Logging, shortcuts and other improvements

[lgoldstein]

• Logging - IMO it is more intuitive to explicitly enable logging rather than do it via filtering of the logging configuration.
• Shortcuts - Added encryptor shortcut to facilitate encrypting in-memory data
• Added a few improvements to FileMetadata

[justinludwig]

Thanks for all your work on this. I don't understand the change to Encryptor.getLiteralBuffer(), however.

The encryption, compression, and literal buffers were all sized so that bouncy castle wouldn't split up the encryption, compression, or literal packets with additional partial-packet headers for small files; and that for large files, it wouldn't insert a ton of partial-packet headers (just one every 64k).

With this change, it looks like the literal packet will always be split up into a bunch of 512-byte partial packets for files of any size (unless the file name is really large, in which case it could be split into 1024-byte partial packets or larger).

So my questions are:

1. Why vary the partial-packet size based on the size of the file name?
2. Why not use the same sizing for encryption and compression partial-packets?
3. If you're finding it useful to tune the partial-packet size, how about instead change the Encryptor.bestPacketSize() method to allow the max size to be configured? -- if the max size was say a settable property on the Encryptor, it could be set really small for use-cases where that would be optimal, or really big for use-cases where a really big partial-packet size would be better

[lgoldstein]

Why vary the partial-packet size based on the size of the file name? Why not use the same sizing for encryption and compression partial-packets?

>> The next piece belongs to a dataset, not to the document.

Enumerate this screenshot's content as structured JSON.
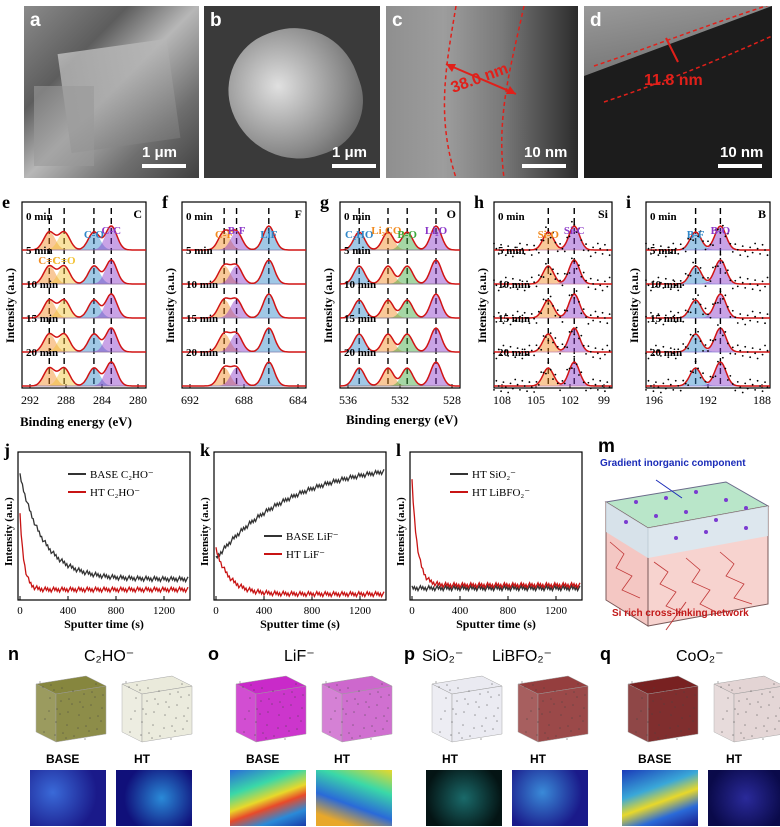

The original code was doing

return new byte[bestPacketSize(meta.getLength())];

This is obviously wrong - the literal buffer size for a 1MB file named "X" is the same size as the one for a 1KB file named "X". This is due to the fact that the PGPLiteralDataGenerator encodes the name + format + length + last-modified-time - which means that the required buffer size depends on the file name size and not the file content size. In other words, the old code was extremely wasteful since it would allocate a huge buffer to encode just a few bytes.

I think this 100% aligned with the principle that you mentioned (and with which I agree wholeheartedly):

The encryption, compression, and literal buffers were all sized so that bouncy castle wouldn't split up the encryption, compression, or literal packets with additional partial-packet headers for small files; and that for large files, it wouldn't insert a ton of partial-packet headers (just one every 64k).

As far as

If you're finding it useful to tune the partial-packet size, how about instead change the Encryptor.bestPacketSize() method to allow the max size to be configured? -- if the max size was say a settable property on the Encryptor, it could be set really small for use-cases where that would be optimal, or really big for use-cases where a really big partial-packet size would be better

While it may provide extra optimization I don't think the cost in code complexity warrants it - at least not for the time being.

[justinludwig]

Ah -- yes, that's the first thing that the PGPLiteralDataGenerator writes to the buffer (format + name + last modified etc). But then the full plaintext of the file is also written through the buffer.

The bouncy-castle code is hard to follow, but it's trying to encapsulate the logic from here:

https://tools.ietf.org/html/rfc4880#section-5.9

It's straightforward until you get to the last bulleted item in section 5.9 (the literal data itself -- aka the plaintext). With the literal data, you either need to know its full exact length ahead of time, or you need to buffer the data, write a partial-packet header with the length of the partial data, write the partial data, buffer more data, write the next partial-packet header, write the partial data, and so on, until you get to the end of the data. The way this is output is described earlier in the spec, in section 4 -- with the partial-packet structure in particular described here:

https://tools.ietf.org/html/rfc4880#section-4.2.2.4

The (wrapped) BCPGOutputStream object that the PGPLiteralDataGenerator.open() method returns tries to encapsulate this partial-packet sizing mechanism (and also tries to encapsulate all the other variations of packet sizing from section 4, which is why it's so convoluted). It will hold onto the buffer we pass into PGPLiteralDataGenerator.open(), and use it to buffer and then write each partial chunk of plaintext as we push it through through the encryption pipeline. Not until the BCPGOutputStream's close() method is called, when it finally knows for sure the full length of the literal data, will it write the final length header and remaining buffered data.

So that's why, even though it initially doesn't look like it's doing anything, the buffer for the literal-data generator is actually providing the internal buffering (and corresponding partial-packet sizing) for the entire original plaintext content.

[lgoldstein]

Good to know - I will revert the change and update this PR

[lgoldstein]

Done...